For all their talent, the Americans do not have all of their best players, or the ones most experienced in international competition, here in Japan. Stars like LeBron James, Stephen Curry and James Harden, to name a few, stayed home. Imagine Cristiano Ronaldo sitting out a World Cup.
But priorities are different among the current crop of U.S. players, and the Olympics are not the World Cup — not to the Americans, at least. It was eye-opening, for instance, to hear Luka Doncic, the Dallas Mavericks’ star point guard, say before the tournament that he would rather win a gold medal with Slovenia than an NBA title.
Taken together, these are not ideal conditions for success. Rudy Gobert of France — and the Utah Jazz — sounded almost sympathetic after the game explaining all the little aspects of international play — the officiating, particularly — that Americans would find unfamiliar and discomfiting.
“I mean, there’s a lot of nuances,” Gobert said.
The United States will be OK for now. As Hamed Haddadi of Iran, the Americans’ opponent on Wednesday, helpfully pointed out, “They’re much, much, much better than us.”
But Sunday’s loss carried warning signs about the limits of raw ability.

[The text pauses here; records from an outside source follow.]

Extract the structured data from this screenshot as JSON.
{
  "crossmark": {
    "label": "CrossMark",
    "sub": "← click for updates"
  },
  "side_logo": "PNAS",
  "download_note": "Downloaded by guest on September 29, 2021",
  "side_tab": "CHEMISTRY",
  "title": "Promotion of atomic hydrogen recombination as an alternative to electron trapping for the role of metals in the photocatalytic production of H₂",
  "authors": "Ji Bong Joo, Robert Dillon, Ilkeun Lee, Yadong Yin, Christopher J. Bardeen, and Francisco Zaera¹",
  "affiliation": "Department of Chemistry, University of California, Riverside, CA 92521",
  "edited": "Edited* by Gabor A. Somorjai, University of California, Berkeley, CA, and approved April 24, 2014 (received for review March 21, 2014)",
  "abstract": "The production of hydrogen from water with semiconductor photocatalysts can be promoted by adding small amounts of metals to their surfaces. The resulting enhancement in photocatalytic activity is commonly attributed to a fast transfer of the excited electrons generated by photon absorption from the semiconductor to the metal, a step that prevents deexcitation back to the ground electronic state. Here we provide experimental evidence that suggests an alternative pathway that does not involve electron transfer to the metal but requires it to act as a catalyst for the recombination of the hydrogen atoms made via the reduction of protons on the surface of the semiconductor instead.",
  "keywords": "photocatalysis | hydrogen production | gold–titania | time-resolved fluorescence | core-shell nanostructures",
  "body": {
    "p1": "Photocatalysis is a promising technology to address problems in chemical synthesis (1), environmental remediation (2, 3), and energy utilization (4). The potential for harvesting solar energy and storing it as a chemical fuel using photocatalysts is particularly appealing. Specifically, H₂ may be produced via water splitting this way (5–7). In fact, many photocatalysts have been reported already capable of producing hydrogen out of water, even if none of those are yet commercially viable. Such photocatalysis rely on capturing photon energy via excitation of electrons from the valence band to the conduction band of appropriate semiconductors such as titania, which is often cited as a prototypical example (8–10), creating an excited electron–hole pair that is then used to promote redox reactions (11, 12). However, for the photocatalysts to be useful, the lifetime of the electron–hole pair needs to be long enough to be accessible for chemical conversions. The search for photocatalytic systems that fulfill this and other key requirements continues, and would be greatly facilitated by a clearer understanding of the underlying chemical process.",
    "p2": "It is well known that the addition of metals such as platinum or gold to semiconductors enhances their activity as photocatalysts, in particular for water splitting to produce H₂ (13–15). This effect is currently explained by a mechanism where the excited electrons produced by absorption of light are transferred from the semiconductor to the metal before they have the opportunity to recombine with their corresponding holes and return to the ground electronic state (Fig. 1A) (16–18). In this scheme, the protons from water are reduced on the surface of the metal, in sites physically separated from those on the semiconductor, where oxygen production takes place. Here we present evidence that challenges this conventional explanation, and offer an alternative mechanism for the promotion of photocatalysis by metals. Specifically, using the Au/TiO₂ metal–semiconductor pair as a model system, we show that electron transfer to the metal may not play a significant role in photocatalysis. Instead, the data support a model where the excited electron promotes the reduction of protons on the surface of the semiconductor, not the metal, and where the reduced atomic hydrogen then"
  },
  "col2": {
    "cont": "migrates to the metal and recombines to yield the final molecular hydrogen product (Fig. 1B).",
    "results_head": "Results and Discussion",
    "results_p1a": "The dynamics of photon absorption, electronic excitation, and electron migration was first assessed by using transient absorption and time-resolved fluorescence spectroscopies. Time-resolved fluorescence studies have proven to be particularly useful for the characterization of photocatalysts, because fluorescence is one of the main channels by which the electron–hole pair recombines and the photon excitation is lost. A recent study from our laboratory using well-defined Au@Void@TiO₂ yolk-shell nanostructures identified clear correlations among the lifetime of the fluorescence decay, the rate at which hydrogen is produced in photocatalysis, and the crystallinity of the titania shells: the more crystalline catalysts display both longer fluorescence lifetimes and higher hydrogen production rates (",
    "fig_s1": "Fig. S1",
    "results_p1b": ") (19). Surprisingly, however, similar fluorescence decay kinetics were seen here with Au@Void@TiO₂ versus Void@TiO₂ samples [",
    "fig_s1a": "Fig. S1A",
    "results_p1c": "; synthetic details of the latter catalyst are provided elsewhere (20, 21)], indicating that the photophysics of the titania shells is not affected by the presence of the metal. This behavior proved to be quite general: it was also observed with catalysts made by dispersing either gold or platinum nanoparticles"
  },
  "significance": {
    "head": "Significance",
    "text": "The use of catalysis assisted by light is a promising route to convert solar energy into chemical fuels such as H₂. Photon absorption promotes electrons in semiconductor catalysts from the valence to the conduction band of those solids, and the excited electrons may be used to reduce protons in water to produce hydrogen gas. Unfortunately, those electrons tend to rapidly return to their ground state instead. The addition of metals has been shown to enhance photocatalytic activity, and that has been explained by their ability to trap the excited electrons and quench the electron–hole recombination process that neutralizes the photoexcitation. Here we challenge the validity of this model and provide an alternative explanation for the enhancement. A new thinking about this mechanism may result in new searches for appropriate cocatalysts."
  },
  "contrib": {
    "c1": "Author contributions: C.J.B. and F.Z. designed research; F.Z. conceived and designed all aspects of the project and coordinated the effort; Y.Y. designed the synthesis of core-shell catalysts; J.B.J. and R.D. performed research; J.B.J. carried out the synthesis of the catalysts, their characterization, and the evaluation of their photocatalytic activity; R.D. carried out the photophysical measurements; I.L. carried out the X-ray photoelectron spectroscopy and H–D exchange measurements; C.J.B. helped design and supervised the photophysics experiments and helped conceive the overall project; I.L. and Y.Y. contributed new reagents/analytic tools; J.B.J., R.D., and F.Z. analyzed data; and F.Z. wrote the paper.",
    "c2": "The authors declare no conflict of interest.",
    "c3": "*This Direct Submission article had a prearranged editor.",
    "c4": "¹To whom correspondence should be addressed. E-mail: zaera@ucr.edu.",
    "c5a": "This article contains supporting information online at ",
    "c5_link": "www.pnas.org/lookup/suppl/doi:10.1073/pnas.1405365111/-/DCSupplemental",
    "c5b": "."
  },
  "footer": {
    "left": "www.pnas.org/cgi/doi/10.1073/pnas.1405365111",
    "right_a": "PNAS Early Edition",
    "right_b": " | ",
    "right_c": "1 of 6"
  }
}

Popovich, for example, was frustrated by what he called “dry possessions,” moments when the team’s offense looked lethargic and failed to score. France, in comparison, looked smooth, self-assured, self-aware.
As the game slipped from the Americans’ grasp, a group of volunteers in the arena, some of the only spectators on hand, became increasingly engaged with the action, turning to the court, crowding around television sets, inching closer with every errant shot, emitting little shouts of surprise with each mishap.
The buzzer sounded, and they laughed together in disbelief.
After all the growth in the game, after everything that has changed, it is still something to watch a giant fall.